The intermediate length files are much more of a challenge. It's a much longer list and needs breaking up to smaller groups to be presentable. It's here where categorising would be of most use.
The longer works need a much more sustained approach, or else a cooperative one. They are more similar to the multi-volume works.
To make this more attractive it would help to be able to break down these long lists by categories: novels, histories, legislation, science etc. This would require the index files to be categorised, which is not present policy but would have significant benefits in the long run. Not only would these be categorised much earlier, but transclusion could be used to copy the categories into the mainspace, including the individual chapters if this is thought suitable.
The list of works to be validated is currently much shorter than the list needing proofreading for the not very good reason that not that many books have yet reached that stage. There aren't yet clear guidelines for validation: for example, if someone finds a problem which they can't fix and mark a page as problematic, many editors assume that the work needs to be moved back a stage to the "To be proofread" stage. But is this necessarily sensible? "To be validated" does not imply the proofreading removed all problems, or there wouldn't be need for a second stage. Maybe we need a second "blue" stage.
It is tempting to assume that validation can be given to newcomers as "there won't be so many problems". But in some ways it needs more experience to ensure that it keeps to desirable Wikisource guidelines. Much clearer guidelines are needed.
On the other hand, validation should be a more pleasant reading experience and we need to consider how we can encourage people who come to Wikisource purely to read a work to stay and contribute to the validation process. It could be an excellent way of recruiting proofreaders.
The toolserver currently produces many useful statistics that not many people look at. But to encourage proofreading we do need some more specialised reports, such as:
- The number of pages advanced a stage (to proofed, validated)
- The number of index files advanced from "To be proofread" to "To be validated" and "Done".
- More focused reports on user activity.
The reports linked earlier have been produced by a mix of toolserver tools and manual collation but there's no reason why they can't all be produced on a regular basis automatically. We may need others.
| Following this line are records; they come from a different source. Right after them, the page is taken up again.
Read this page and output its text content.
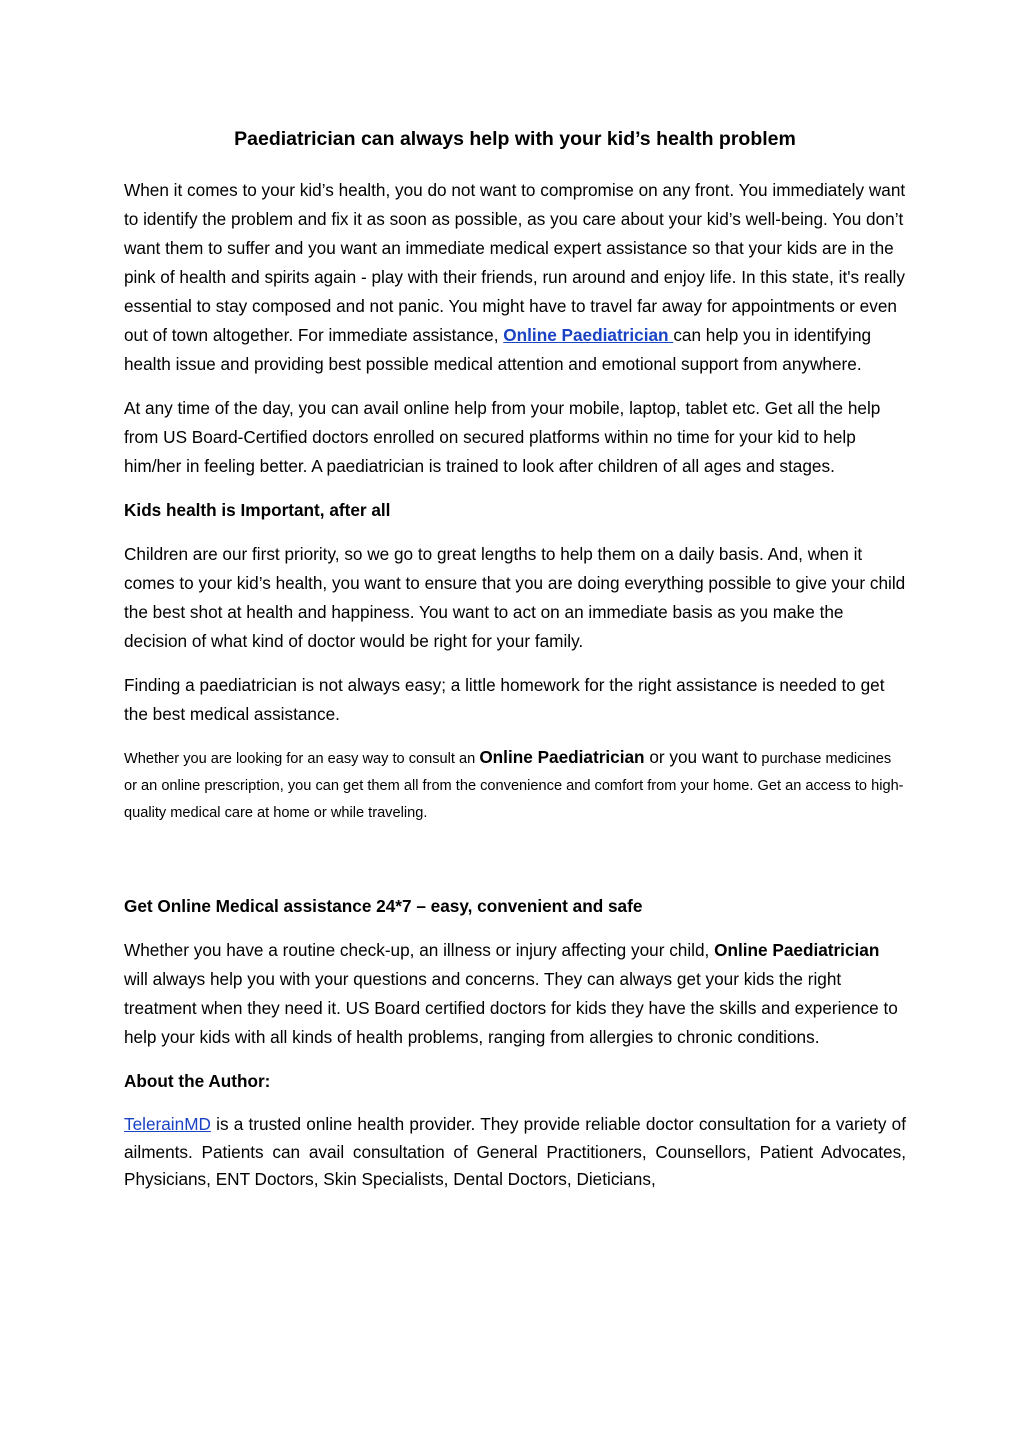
Paediatrician can always help with your kid’s health problem

When it comes to your kid’s health, you do not want to compromise on any front. You immediately want to identify the problem and fix it as soon as possible, as you care about your kid’s well-being. You don’t want them to suffer and you want an immediate medical expert assistance so that your kids are in the pink of health and spirits again - play with their friends, run around and enjoy life. In this state, it's really essential to stay composed and not panic. You might have to travel far away for appointments or even out of town altogether. For immediate assistance, Online Paediatrician can help you in identifying health issue and providing best possible medical attention and emotional support from anywhere.

At any time of the day, you can avail online help from your mobile, laptop, tablet etc. Get all the help from US Board-Certified doctors enrolled on secured platforms within no time for your kid to help him/her in feeling better. A paediatrician is trained to look after children of all ages and stages.

Kids health is Important, after all

Children are our first priority, so we go to great lengths to help them on a daily basis. And, when it comes to your kid’s health, you want to ensure that you are doing everything possible to give your child the best shot at health and happiness. You want to act on an immediate basis as you make the decision of what kind of doctor would be right for your family.

Finding a paediatrician is not always easy; a little homework for the right assistance is needed to get the best medical assistance.

Whether you are looking for an easy way to consult an Online Paediatrician or you want to purchase medicines or an online prescription, you can get them all from the convenience and comfort from your home. Get an access to high-quality medical care at home or while traveling.

Get Online Medical assistance 24*7 – easy, convenient and safe

Whether you have a routine check-up, an illness or injury affecting your child, Online Paediatrician will always help you with your questions and concerns. They can always get your kids the right treatment when they need it. US Board certified doctors for kids they have the skills and experience to help your kids with all kinds of health problems, ranging from allergies to chronic conditions.

About the Author:

TelerainMD is a trusted online health provider. They provide reliable doctor consultation for a variety of ailments. Patients can avail consultation of General Practitioners, Counsellors, Patient Advocates, Physicians, ENT Doctors, Skin Specialists, Dental Doctors, Dieticians,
There is already an established mechanism in WikiProject for handling big projects and one can identify projects for more than half a dozen of the bigger works in the list. It's noticeable that many of the other bigger works have had little done on them.
It would seem sensible to encourage the formation of new wikiprojects to coordinate the proofreading of these other big projects and to send interested people to the project. In reporting progress it would help to concentrate on the current most active volume(s).